You already know ARM is RISC and x86 is CISC, but that distinction stopped being meaningful around 1995. Modern x86 chips decode complex instructions into RISC-like micro-ops internally. The real architectural differences that matter today are subtler and more interesting.

Instruction encoding: fixed vs variable width. ARM (AArch64) uses fixed 32-bit instructions. x86-64 instructions range from 1 to 15 bytes. This single decision cascades everywhere. Fixed-width means ARM can trivially calculate "the instruction 4 slots ahead starts at PC+16" — making frontend fetch and branch prediction alignment simple. x86 must discover instruction boundaries before it can decode, requiring a pre-decode stage and instruction boundary markers in the L1I cache. Intel dedicates meaningful transistor budget to this problem alone.

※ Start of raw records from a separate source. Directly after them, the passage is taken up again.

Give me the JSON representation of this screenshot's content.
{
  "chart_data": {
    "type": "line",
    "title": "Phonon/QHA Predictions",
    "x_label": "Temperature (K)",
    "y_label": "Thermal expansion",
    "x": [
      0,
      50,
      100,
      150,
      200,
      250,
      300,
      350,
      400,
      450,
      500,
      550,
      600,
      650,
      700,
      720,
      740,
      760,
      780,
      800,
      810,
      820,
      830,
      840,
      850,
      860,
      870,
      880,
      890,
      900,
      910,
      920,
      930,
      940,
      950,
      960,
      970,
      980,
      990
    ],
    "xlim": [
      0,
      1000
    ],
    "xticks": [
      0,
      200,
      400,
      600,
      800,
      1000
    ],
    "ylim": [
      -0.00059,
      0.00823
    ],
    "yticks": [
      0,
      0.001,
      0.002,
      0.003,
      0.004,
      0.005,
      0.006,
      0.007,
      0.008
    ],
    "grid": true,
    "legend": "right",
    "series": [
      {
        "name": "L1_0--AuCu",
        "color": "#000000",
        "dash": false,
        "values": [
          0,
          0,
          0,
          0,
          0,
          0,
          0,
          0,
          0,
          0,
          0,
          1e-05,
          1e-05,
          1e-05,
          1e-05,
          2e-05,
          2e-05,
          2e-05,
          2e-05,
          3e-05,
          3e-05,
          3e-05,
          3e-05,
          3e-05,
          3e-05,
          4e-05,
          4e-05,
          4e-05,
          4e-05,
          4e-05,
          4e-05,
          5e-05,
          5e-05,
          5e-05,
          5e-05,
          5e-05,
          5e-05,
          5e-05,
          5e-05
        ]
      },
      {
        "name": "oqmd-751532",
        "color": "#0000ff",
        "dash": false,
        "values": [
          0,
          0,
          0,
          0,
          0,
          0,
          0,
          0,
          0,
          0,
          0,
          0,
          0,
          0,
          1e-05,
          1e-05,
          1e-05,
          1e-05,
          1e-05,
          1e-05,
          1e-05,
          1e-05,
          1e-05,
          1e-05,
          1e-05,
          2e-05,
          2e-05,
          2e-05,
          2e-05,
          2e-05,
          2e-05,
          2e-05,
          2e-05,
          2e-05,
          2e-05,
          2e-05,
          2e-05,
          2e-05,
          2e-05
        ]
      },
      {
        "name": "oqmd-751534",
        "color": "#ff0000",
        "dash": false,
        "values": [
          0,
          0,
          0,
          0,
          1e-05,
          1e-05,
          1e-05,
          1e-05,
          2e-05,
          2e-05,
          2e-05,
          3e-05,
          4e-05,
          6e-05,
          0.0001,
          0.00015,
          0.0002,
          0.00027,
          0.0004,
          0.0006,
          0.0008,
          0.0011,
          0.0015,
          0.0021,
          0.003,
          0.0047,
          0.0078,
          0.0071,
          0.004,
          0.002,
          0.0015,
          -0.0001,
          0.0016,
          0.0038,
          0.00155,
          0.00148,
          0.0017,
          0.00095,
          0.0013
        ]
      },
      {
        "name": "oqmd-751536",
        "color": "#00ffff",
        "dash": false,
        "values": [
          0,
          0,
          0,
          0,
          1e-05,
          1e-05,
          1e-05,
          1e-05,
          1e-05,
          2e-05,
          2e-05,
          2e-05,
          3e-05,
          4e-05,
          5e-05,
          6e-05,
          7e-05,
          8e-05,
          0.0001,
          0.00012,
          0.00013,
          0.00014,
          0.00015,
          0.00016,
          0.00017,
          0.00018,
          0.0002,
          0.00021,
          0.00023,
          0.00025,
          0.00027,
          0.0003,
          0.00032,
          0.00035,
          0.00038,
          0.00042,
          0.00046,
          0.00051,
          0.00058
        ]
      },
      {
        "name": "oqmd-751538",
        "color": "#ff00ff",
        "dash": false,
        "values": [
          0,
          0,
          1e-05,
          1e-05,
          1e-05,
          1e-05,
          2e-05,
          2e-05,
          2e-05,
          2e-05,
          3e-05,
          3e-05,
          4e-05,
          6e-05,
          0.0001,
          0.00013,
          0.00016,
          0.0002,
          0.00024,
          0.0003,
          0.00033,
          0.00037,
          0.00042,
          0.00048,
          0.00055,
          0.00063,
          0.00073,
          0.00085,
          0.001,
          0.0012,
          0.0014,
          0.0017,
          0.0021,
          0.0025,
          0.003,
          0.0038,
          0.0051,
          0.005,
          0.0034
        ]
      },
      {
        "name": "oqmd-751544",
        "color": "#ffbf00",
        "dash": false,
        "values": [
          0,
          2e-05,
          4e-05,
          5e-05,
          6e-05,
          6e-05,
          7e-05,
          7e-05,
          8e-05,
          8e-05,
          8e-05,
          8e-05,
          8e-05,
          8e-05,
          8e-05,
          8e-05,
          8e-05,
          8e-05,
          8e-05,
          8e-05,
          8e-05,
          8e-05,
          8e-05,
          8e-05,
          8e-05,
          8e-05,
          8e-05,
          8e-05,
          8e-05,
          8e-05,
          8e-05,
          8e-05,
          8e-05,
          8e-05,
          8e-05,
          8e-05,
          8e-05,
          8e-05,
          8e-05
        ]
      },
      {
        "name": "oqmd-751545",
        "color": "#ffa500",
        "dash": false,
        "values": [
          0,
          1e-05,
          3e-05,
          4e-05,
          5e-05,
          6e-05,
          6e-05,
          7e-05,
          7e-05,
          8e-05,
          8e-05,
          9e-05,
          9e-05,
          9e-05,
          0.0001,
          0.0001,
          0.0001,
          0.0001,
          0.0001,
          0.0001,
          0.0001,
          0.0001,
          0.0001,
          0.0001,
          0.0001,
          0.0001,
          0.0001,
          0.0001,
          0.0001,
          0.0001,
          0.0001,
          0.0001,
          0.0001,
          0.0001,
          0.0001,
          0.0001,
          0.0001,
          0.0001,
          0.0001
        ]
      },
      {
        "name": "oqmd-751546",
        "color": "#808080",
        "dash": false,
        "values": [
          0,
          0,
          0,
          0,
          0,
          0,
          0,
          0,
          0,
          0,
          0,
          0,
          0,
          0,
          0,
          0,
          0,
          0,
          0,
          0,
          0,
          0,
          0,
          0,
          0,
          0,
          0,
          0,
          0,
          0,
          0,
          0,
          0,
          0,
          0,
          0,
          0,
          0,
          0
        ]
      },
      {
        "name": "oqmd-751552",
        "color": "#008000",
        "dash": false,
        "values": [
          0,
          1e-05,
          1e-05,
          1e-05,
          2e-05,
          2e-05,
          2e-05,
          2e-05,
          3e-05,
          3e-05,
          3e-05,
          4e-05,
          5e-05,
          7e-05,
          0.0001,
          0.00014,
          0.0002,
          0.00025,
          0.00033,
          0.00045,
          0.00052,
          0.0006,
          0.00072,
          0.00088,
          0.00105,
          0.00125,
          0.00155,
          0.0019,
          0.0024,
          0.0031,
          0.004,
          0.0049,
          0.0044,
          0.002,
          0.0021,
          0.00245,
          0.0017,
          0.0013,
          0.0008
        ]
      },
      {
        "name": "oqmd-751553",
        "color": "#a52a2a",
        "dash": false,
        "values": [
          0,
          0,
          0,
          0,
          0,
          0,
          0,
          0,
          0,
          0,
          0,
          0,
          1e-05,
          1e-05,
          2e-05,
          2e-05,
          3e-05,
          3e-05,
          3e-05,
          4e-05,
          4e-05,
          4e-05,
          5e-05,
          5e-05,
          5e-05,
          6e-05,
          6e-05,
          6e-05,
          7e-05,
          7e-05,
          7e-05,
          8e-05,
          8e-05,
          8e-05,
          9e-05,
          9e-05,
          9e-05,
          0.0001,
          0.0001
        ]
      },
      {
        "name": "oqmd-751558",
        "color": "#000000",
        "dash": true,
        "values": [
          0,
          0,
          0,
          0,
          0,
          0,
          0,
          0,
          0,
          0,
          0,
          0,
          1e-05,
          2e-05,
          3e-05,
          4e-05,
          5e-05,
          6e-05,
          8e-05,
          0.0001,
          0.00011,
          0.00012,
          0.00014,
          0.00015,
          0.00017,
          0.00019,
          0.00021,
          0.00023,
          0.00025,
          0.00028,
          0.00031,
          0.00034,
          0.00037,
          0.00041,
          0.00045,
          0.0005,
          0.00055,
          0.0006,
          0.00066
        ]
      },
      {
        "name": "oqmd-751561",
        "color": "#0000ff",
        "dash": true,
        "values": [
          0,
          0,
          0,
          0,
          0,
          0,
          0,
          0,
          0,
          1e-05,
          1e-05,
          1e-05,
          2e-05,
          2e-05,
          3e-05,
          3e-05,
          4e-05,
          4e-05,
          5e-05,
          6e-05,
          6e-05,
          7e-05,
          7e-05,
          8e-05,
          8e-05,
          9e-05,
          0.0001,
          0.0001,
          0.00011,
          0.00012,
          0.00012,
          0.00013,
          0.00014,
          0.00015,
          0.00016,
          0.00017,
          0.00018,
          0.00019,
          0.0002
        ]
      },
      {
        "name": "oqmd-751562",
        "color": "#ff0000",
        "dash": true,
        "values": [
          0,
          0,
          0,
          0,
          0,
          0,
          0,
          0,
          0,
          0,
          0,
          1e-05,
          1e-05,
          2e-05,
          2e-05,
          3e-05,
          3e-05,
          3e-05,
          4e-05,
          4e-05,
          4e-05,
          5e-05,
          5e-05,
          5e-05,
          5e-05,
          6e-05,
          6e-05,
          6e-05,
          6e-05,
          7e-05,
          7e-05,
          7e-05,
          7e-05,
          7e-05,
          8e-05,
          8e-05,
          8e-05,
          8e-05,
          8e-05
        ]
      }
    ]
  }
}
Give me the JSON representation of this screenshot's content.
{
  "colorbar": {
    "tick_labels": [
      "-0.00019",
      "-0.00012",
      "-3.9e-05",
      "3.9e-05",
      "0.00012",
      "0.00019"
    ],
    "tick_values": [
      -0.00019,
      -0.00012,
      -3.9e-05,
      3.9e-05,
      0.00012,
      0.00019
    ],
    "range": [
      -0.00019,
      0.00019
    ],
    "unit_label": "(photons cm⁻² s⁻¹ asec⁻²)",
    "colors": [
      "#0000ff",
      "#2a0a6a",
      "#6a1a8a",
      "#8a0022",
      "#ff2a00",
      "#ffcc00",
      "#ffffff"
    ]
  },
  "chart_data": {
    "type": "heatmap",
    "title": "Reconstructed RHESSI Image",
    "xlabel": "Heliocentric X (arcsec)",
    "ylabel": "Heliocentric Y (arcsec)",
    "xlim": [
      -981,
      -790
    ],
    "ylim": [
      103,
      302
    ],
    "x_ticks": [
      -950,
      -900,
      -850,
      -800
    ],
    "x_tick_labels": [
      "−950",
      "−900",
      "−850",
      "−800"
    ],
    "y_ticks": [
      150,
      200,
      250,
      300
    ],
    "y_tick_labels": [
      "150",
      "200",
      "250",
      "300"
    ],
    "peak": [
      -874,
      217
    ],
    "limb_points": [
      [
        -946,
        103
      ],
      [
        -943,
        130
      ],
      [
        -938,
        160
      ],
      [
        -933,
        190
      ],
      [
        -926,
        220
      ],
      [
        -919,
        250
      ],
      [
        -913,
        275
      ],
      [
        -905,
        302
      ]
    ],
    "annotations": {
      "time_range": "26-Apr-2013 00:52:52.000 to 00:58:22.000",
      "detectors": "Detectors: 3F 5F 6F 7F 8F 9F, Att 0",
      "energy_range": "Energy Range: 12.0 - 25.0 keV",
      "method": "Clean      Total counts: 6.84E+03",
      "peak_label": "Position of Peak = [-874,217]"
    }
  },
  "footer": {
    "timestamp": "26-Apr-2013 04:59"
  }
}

Register architecture. AArch64 has 31 general-purpose 64-bit registers. x86-64 has 16 (expanded to 32 with APX/Intel's recent extensions). More architectural registers means less register pressure, fewer spills to the stack, and less dependence on the rename engine to hide the shortage. A typical AArch64 function prologue touches fewer memory operations than its x86 equivalent.

Memory model. This is where it gets consequential for programmers. x86 enforces Total Store Order (TSO) — stores are seen by all cores in program order. ARM uses a weakly ordered model — stores can be reordered unless you explicitly insert barrier instructions (DMB, DSB). x86's stronger model means fewer surprises in concurrent code but requires the hardware to maintain store ordering with larger store buffers and more snooping. ARM's weak model trades programmer convenience for hardware simplicity and power savings. When porting lock-free data structures from x86 to ARM, missing barriers are a classic source of bugs that appear only under load.

Condition codes vs conditional selection. x86 sets flags as a side effect of most ALU operations, creating implicit data dependencies. AArch64 only sets flags when you ask (the S suffix), and provides conditional select/increment instructions (CSEL, CSINC) that let you write branchless code naturally. Where x86 needs a compare, a conditional jump, and two paths, ARM often uses a compare followed by CSEL — one instruction replacing an entire branch.

Power efficiency rule of thumb: at equivalent performance levels, ARM designs typically consume 30-50% less power. Apple's M-series demonstrated this: the M1 matched a 35W Intel i7 at roughly 10W for single-threaded work. The gap comes not from one big difference but from accumulated savings — simpler decode, fewer memory accesses from more registers, and the weak memory model requiring less ordering hardware.

Real-world example: when Apple transitioned from x86 to ARM, Rosetta 2's translation layer handled the memory model mismatch by always inserting barriers for translated x86 code, preserving TSO semantics at the cost of roughly 20% performance — a direct tax for the architectural difference.